DINING AT THE LEGENDARY Rancho de Chimayó feels like coming home. Perhaps that’s because this hacienda in historic Chimayó was the family residence of Arturo Jaramillo, who grew up here savoring traditional New Mexican cooking. In 1965, he and his wife, Florence—known to everyone as “Mrs. J”—opened their charming restaurant, serving many of those recipes, in this adobe.
Chile ristras hang outside as a familiar greeting. Family portraits and Chimayó weavings adorn the walls, while aromas of red and green chile perfume the dining rooms. All of it stacks the anticipation like tortillas on a platter for the first bite of the house specialty, carne adovada, made with pork marinated to tender perfection in earthy, sweet red chile famously grown not far from these doors.
“It’s a hard business lately,” says Mrs. J, who, at 92, knows what it takes to run a New Mexico classic. “But you can make a lot of people happy, and that’s what’s important. You treat them with kindness.” Consistency counts, too. “People are happy when they come back and nothing’s changed,” she adds.
Whether it’s a centuries-old hacienda, a café inspired by an old-school soda fountain, or a kitsch-covered diner, New Mexico’s landmark restaurants share many of the same ingredients: family recipes inspired by Native and early Spanish traditions and made with time-honored techniques; kitchens and dining rooms staffed with grandmas, aunties, fathers, sons, daughters, and grandkids; longtime employees who might as well be related; a connection with community; and a passion for the work. “We cook with love,” says Janice Baca Argabright, the third-generation owner of the Owl Bar & Café in San Antonio. “I consider my employees one big family, and they think of me as family also.”
While the food is often simple, the flavors are complex—rooted in the land, layered by history, and seasoned with hospitality.

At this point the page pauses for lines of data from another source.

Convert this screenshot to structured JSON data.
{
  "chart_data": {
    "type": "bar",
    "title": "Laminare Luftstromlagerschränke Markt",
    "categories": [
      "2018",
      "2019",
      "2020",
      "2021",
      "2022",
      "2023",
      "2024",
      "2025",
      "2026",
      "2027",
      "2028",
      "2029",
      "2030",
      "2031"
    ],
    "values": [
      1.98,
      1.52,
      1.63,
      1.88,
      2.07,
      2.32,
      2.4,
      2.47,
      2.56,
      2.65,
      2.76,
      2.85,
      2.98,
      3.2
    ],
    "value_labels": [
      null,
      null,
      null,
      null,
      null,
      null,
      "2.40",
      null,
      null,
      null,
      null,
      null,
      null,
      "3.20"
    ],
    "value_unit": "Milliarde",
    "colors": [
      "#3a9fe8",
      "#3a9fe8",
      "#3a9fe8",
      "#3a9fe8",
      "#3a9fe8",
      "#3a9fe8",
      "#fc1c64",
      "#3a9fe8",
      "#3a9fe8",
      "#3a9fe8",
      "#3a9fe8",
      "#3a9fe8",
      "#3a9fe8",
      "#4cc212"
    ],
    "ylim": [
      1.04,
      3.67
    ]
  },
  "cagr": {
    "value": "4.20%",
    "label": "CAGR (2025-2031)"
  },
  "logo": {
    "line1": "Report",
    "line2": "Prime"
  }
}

What started with corn, beans, and squash grown by Pueblo people evolved into traditional New Mexican cuisine after the 16th-century arrival of the Spanish, who brought fruit, livestock, and other ingredients. Newcomers to the state have since stirred their own ingredients into the pot, resulting in a rich stew of flavors and influences. The chuck wagons and Dutch ovens, for instance, that kept cowboys and ranchers fed on biscuits and beans paved the way for ranch-hand steak houses, later followed by Route 66 diners along the “Mother Road,” introducing touring Americans to our famed green chile cheeseburger.
But it hasn’t always been an easy road. These classics have survived depressions, droughts, pandemics, and changing culinary tastes. “It takes hard work,” says Olga Garcia, co-owner and chef of El Paragua, the Española restaurant opened by her parents in 1966. “It also takes a lot of blessings. Our parents had a great faith. We continue that today.”